White flickers in the sky over the highway picked out by the morning sun. Snowy Egrets are flocking, heading into the marsh to feed. A Plover flops around on the sand pretending injury. It draws our eyes from the ping pong ball sized fluff on stilts that are its young as they cruise across the beach to the safety of the dunes. A man and his children walk across the packed dirt soccer field as my train rumbles past. He sends his dog out after a flock of Canada Geese who freak as they scramble into the sky. Several other flocks of geese watch from the river. Great Blue Herons surround a marsh pool deciding which morsels will be their appetizers.
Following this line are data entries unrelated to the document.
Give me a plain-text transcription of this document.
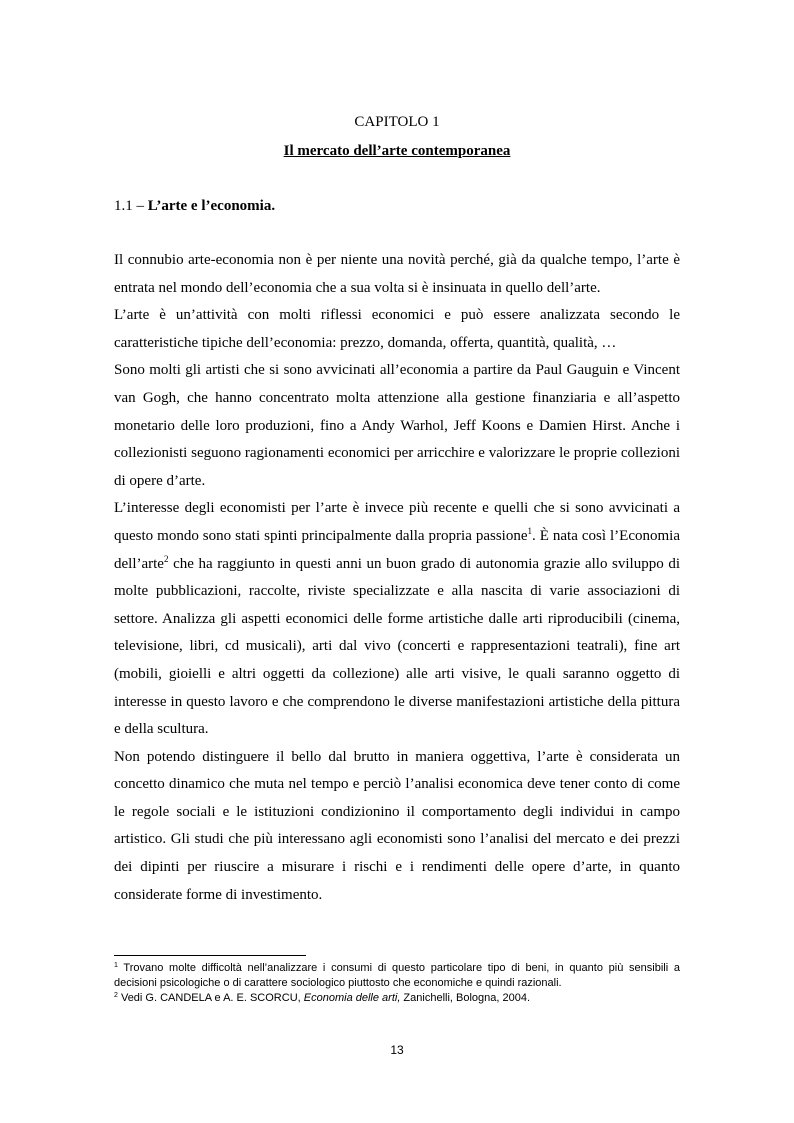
CAPITOLO 1
Il mercato dell’arte contemporanea
1.1 – L’arte e l’economia.

Il connubio arte-economia non è per niente una novità perché, già da qualche tempo, l’arte è entrata nel mondo dell’economia che a sua volta si è insinuata in quello dell’arte.

L’arte è un’attività con molti riflessi economici e può essere analizzata secondo le caratteristiche tipiche dell’economia: prezzo, domanda, offerta, quantità, qualità, …

Sono molti gli artisti che si sono avvicinati all’economia a partire da Paul Gauguin e Vincent van Gogh, che hanno concentrato molta attenzione alla gestione finanziaria e all’aspetto monetario delle loro produzioni, fino a Andy Warhol, Jeff Koons e Damien Hirst. Anche i collezionisti seguono ragionamenti economici per arricchire e valorizzare le proprie collezioni di opere d’arte.

L’interesse degli economisti per l’arte è invece più recente e quelli che si sono avvicinati a questo mondo sono stati spinti principalmente dalla propria passione$^1$. È nata così l’Economia dell’arte$^2$ che ha raggiunto in questi anni un buon grado di autonomia grazie allo sviluppo di molte pubblicazioni, raccolte, riviste specializzate e alla nascita di varie associazioni di settore. Analizza gli aspetti economici delle forme artistiche dalle arti riproducibili (cinema, televisione, libri, cd musicali), arti dal vivo (concerti e rappresentazioni teatrali), fine art (mobili, gioielli e altri oggetti da collezione) alle arti visive, le quali saranno oggetto di interesse in questo lavoro e che comprendono le diverse manifestazioni artistiche della pittura e della scultura.

Non potendo distinguere il bello dal brutto in maniera oggettiva, l’arte è considerata un concetto dinamico che muta nel tempo e perciò l’analisi economica deve tener conto di come le regole sociali e le istituzioni condizionino il comportamento degli individui in campo artistico. Gli studi che più interessano agli economisti sono l’analisi del mercato e dei prezzi dei dipinti per riuscire a misurare i rischi e i rendimenti delle opere d’arte, in quanto considerate forme di investimento.

$^1$ Trovano molte difficoltà nell’analizzare i consumi di questo particolare tipo di beni, in quanto più sensibili a decisioni psicologiche o di carattere sociologico piuttosto che economiche e quindi razionali.

$^2$ Vedi G. CANDELA e A. E. SCORCU, Economia delle arti, Zanichelli, Bologna, 2004.

13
Migration is starting to happen. Hot as it may be and hard as it is to admit there are few weeks of summer left, one of the better times to be on the water is here.
Wednesday, July 28, 2010
Tuesday, July 13, 2010
ex-Luther
8AM on a Sunday morning the tide is coming in and the sun is beating down. The river is brown with sediment kicked up by yesterday’s storms up river. Small fish and eels roil in the water as something larger comes calling, never quite breaking the surface itself. I am casting…hoping to catch whatever is cruising unseen. Luther eyes me as he wanders up, hugging the canal walls. He is looking for something easy to eat and watches me and my lure. He hops up on the granite ten feet away, examines my fishing technique for a bit then takes a nap, unimpressed. Cormorants are masters at fishing, I am not.
Luther’s sleep is deep, undisturbed by our setting out boats and prepping for a SUP class. He wakes again when the tide laps against his feet. He eyes us once more before settling back into the water for a final circuit of the landing and a mosey up river. He is an older, experienced bird sharing one last morning with us.